Partirei da un presupposto: un film, soprattutto come questo che ha avuto un successo planetario, non è solo un film, è un pezzo della storia di ognuno di quelli che lo hanno visto e lo hanno amato. Diventa un pezzo del modo di pensare. Diventa quasi una cosa a cui tendere. Rimane una sorta di film motivazionale, epocale.
Bene, fatta questa premessa comincio a riflettere perché questo film è stato così tremendo.
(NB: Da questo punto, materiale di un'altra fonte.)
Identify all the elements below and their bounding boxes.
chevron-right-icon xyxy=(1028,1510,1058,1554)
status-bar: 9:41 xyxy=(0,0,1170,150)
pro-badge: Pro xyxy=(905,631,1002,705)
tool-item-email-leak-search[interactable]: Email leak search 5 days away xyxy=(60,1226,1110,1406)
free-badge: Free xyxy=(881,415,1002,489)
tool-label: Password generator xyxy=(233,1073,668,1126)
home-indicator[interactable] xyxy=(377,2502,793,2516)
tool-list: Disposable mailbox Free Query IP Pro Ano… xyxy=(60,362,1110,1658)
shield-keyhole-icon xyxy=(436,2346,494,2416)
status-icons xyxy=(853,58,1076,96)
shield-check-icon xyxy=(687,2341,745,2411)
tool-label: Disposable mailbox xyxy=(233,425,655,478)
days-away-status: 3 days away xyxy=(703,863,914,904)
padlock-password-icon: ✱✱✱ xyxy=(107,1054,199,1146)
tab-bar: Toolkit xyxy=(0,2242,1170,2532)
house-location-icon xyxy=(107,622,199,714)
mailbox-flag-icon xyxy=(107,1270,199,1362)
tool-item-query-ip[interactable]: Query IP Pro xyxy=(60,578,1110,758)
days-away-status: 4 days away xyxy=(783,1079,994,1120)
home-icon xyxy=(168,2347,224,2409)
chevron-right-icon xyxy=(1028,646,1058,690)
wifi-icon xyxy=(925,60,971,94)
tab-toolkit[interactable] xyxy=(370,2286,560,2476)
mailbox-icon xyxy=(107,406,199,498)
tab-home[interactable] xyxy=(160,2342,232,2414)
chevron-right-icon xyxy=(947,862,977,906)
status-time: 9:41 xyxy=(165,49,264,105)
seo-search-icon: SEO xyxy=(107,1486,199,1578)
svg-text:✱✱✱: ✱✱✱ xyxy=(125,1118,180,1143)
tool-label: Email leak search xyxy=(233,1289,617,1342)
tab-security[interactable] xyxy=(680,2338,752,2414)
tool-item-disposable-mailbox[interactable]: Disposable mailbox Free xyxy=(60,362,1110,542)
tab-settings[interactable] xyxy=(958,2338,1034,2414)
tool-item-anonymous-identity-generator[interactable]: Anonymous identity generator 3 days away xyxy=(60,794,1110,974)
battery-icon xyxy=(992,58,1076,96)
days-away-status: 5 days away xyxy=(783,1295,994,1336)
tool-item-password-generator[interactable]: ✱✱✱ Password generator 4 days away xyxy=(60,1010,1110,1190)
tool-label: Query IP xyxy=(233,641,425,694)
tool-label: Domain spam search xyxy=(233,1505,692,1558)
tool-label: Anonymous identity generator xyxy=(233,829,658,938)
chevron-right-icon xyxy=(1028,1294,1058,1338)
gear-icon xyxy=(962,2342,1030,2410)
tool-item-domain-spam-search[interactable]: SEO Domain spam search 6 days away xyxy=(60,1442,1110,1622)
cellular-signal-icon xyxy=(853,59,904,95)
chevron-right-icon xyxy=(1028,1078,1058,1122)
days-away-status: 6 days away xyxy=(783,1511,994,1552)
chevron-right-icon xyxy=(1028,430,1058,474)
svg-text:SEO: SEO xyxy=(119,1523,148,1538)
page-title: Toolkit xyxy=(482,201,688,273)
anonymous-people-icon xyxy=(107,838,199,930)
Ovvio che non è tutta colpa sua, intendiamoci, ma se viviamo in questo tempo difficile è anche un po’ colpa sua.
E, siccome siamo in questo tempo difficile, mi permetto una ulteriore premessa (sa di mani avanti, lo so, ma appunto, la stagione è quella che è) ovvero che questo mio scritto, che non è un trattato, come vedete non ci sono note o rimandi colti, è una brutalissima semplificazione, che forse, dico forse, potrebbe essere un piccolo contributo a una riflessione generale.
Partiamo da zero: il prof. ottiene che uno dei suoi studenti decida di fare una cosa più grossa di lui: e, senza il minimo sostegno, cerca di uscire allo scoperto. Il risultato è che lui non ce la fa e si suicida. Sarebbe stato meglio stare al proprio posto? Non so, forse no. Di certo un pedagogo dovrebbe porsi il problema di non buttare nel mare in tempesta un giovane (che peraltro sa appena nuotare) che si fida di lui.
E per tutto il film vediamo un fiorire di atti mancati, uomini che provano a essere altro da sé senza riuscirci, storie che provano a sbocciare e non sbocciano.
E il tutto finisce con il professore progressista che viene malamente cacciato da quella scuola che torna indietro, esattamente al punto di partenza: ricordiamo che la circolarità della storia è del tutto simbolica. E il prof, il mitico uomo della provvidenza se ne va, amatissimo, con gli studenti che montano sui tavoli, incuranti del rischio di punizione, ricordando che lui e solo lui è unico e vero capitano.
Bene. In sostanza Keating ha fatto un sacco, di rumore senza ottenere assolutamente nulla.
Potremmo definire la sua una rivoluzione da salotto, una di quelle rivoluzione delle chiacchiere che non portano da nessuna parte ma fanno sentire tutti molto meglio. Una rivoluzione che non si prende nessuna responsabilità, perché se tutto cambia nulla cambia e, tanto, poi chissene (come direbbero gli ex giovani che oggi si commuovono ancora). In fondo, la cosa davvero importante è aver capito che si potrebbe fare.
Beh, la cattiva notizia è che non è così. La cattiva notizia è che a mirare alto (qualche volta troppo alto) si finisce per fare un tonfo più sonoro senza ottenere niente e, in qualche caso, si finisce a fare più danni. E il problema è anche che poi ci si lamenta perché “il mondo è contro di noi”.
Ecco, io ho un po’ l’impressione che la mia generazione del “se puoi sognarlo puoi farlo” debba molto di questa stupidaggine a quel film, e sono ragionevolmente certo che legioni di parvenu della politica che si sono trovati alla ribalta delle cronache in questi anni, se intervistati parlerebbero di questa storia come una di quelle imperdibili per la formazione dell’uomo e della donna, e del gender fluid, e del poliamoroso e di tutto quanto ci viene in mente rispetto alla salvaguardia della categorizzazione del nostro ombelico.